Durante as apresentações das defesas, primeiro a falar, o advogado Aristides Junqueira, que representa o PP, afirmou que o aval do Congresso não se tratava “de impunidade, mas de respeito ao voto do povo”, além de “manter a harmonia dos poderes”. Para o advogado, o mandato popular deve ser preservado sempre, não se podendo afastar o parlamentar como se a função e profissão dele fosse a de um “comum dos mortais”. Ele defendeu que a única prisão de parlamentar permitida pela Constituição é a em flagrante, não podendo ser substituída por prisão cautelar.

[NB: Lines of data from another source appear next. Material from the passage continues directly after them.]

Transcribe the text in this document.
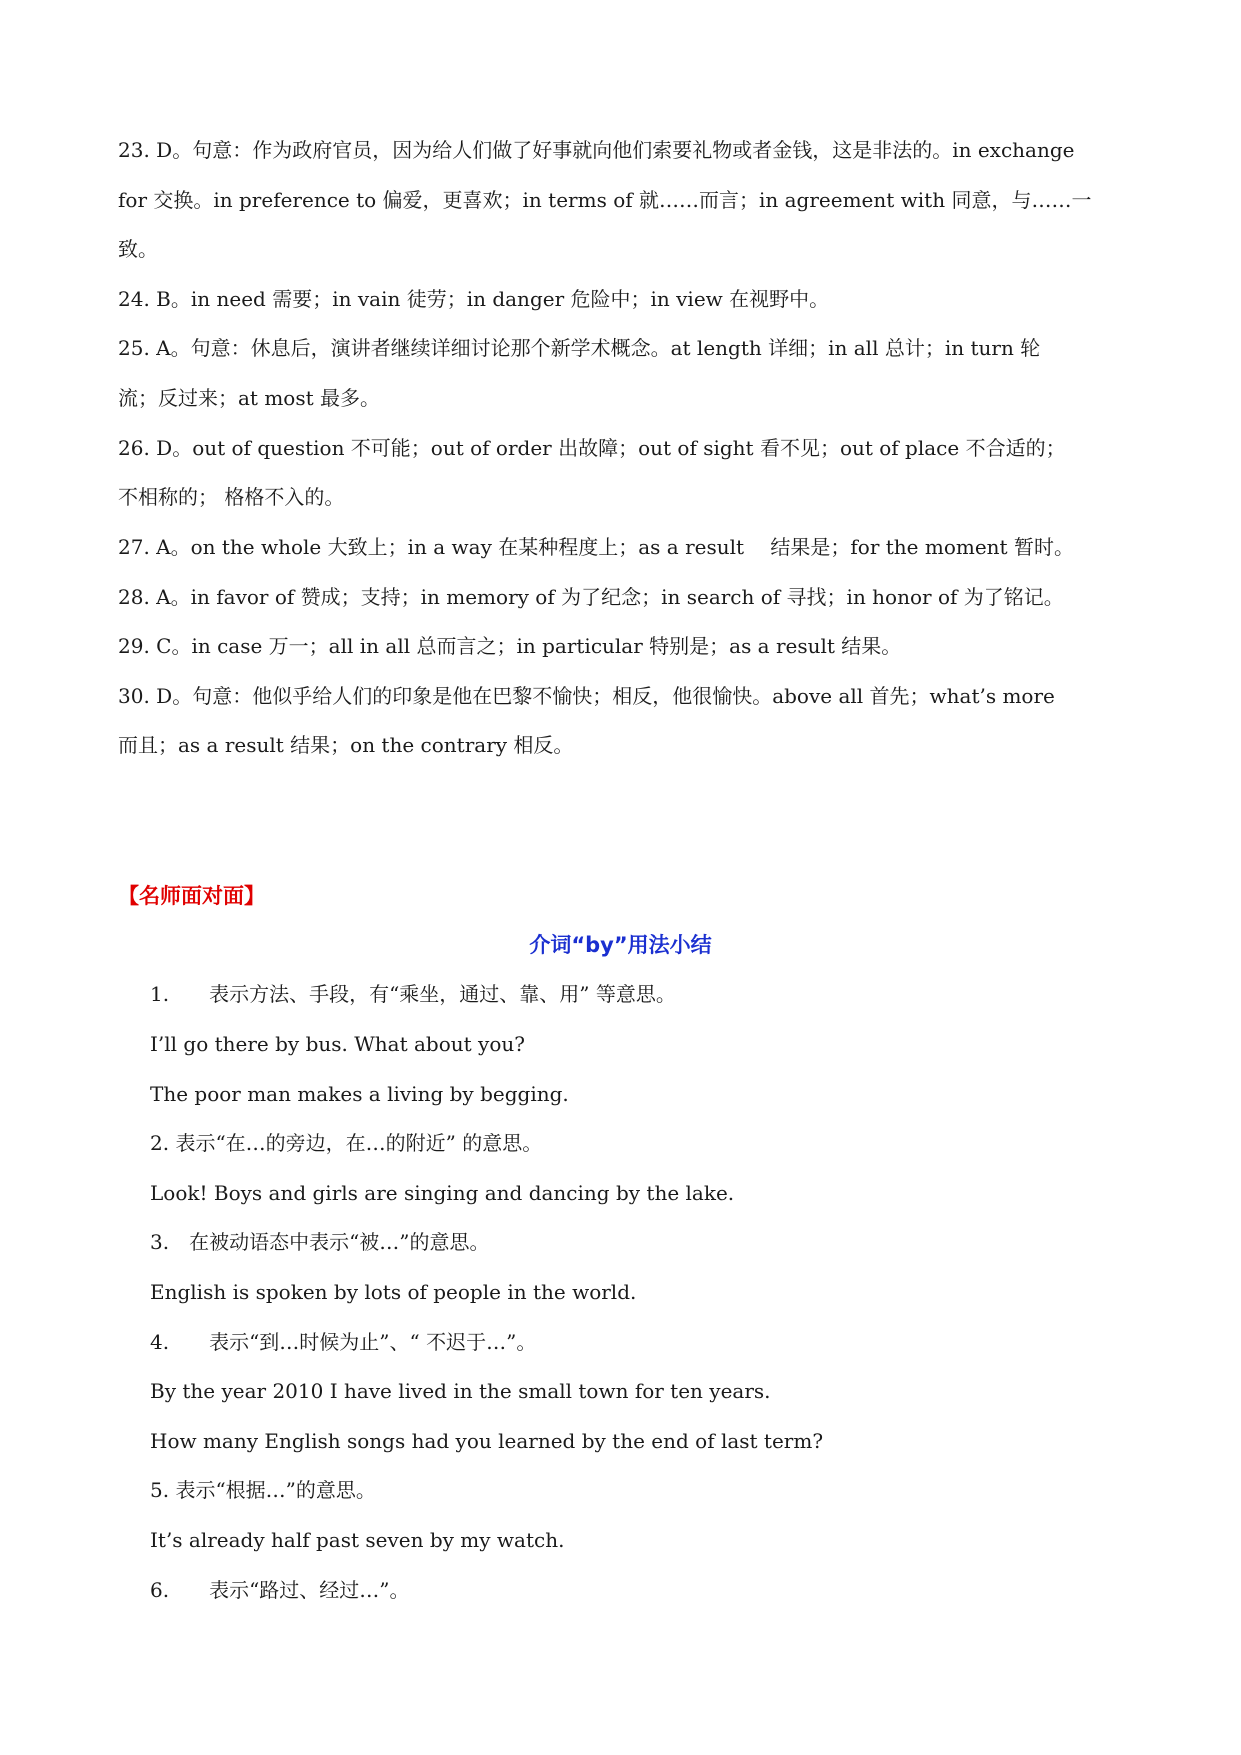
23. D。句意：作为政府官员，因为给人们做了好事就向他们索要礼物或者金钱，这是非法的。in exchange
for 交换。in preference to 偏爱，更喜欢；in terms of 就……而言；in agreement with 同意，与……一
致。
24. B。in need 需要；in vain 徒劳；in danger 危险中；in view 在视野中。
25. A。句意：休息后，演讲者继续详细讨论那个新学术概念。at length 详细；in all 总计；in turn 轮
流；反过来；at most 最多。
26. D。out of question 不可能；out of order 出故障；out of sight 看不见；out of place 不合适的；
不相称的； 格格不入的。
27. A。on the whole 大致上；in a way 在某种程度上；as a result　 结果是；for the moment 暂时。
28. A。in favor of 赞成；支持；in memory of 为了纪念；in search of 寻找；in honor of 为了铭记。
29. C。in case 万一；all in all 总而言之；in particular 特别是；as a result 结果。
30. D。句意：他似乎给人们的印象是他在巴黎不愉快；相反，他很愉快。above all 首先；what’s more
而且；as a result 结果；on the contrary 相反。
【名师面对面】
介词“by”用法小结
1.　　表示方法、手段，有“乘坐，通过、靠、用” 等意思。
I’ll go there by bus. What about you?
The poor man makes a living by begging.
2. 表示“在…的旁边，在…的附近” 的意思。
Look! Boys and girls are singing and dancing by the lake.
3.　在被动语态中表示“被…”的意思。
English is spoken by lots of people in the world.
4.　　表示“到…时候为止”、“ 不迟于…”。
By the year 2010 I have lived in the small town for ten years.
How many English songs had you learned by the end of last term?
5. 表示“根据…”的意思。
It’s already half past seven by my watch.
6.　　表示“路过、经过…”。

Representando o Senado, o advogado Hugo Souto Kalil começou sua defesa fazendo um questionamento: “Podem ser aplicadas medidas cautelares de natureza penal aos parlamentares sem autorização da Constituição?”. Diante da sua própria indagação, ele respondeu que não. Para Kalil, a imunidade funciona como garantia de defesa institucional de um Legislativo independente e livre. Ele afirmou que o Senado não é maior que o Supremo, nem o contrário, e “todos devem obediência à Constituição”.
Pela Câmara, falou o deputado pelo PV de São Paulo e advogado Evandro Gussi. De acordo com ele, os mandatos parlamentares, apesar de todos os problemas, sempre foram os “garantidores últimos da liberdade humana”. “Não se pode dizer que o constituinte de 1988 errou, e que certos estavam os constituintes de 1969. É proteção do parlamentar intocável”, defendeu.
A advogada-geral da União, Grace Mendonça, que comanda órgão que deu posições antagônicas sobre o tema, falou pelo presidente Michel Temer (PMDB). Ela criticou o recolhimento noturno, alegando que muitas das atividades parlamentares ocorrem à noite, e defendeu que a regra concebida pelo legislador é a não prisão do parlamentar. “Não é privilégio. Imunidade parlamentar preserva o poder Legislativo”, alegou.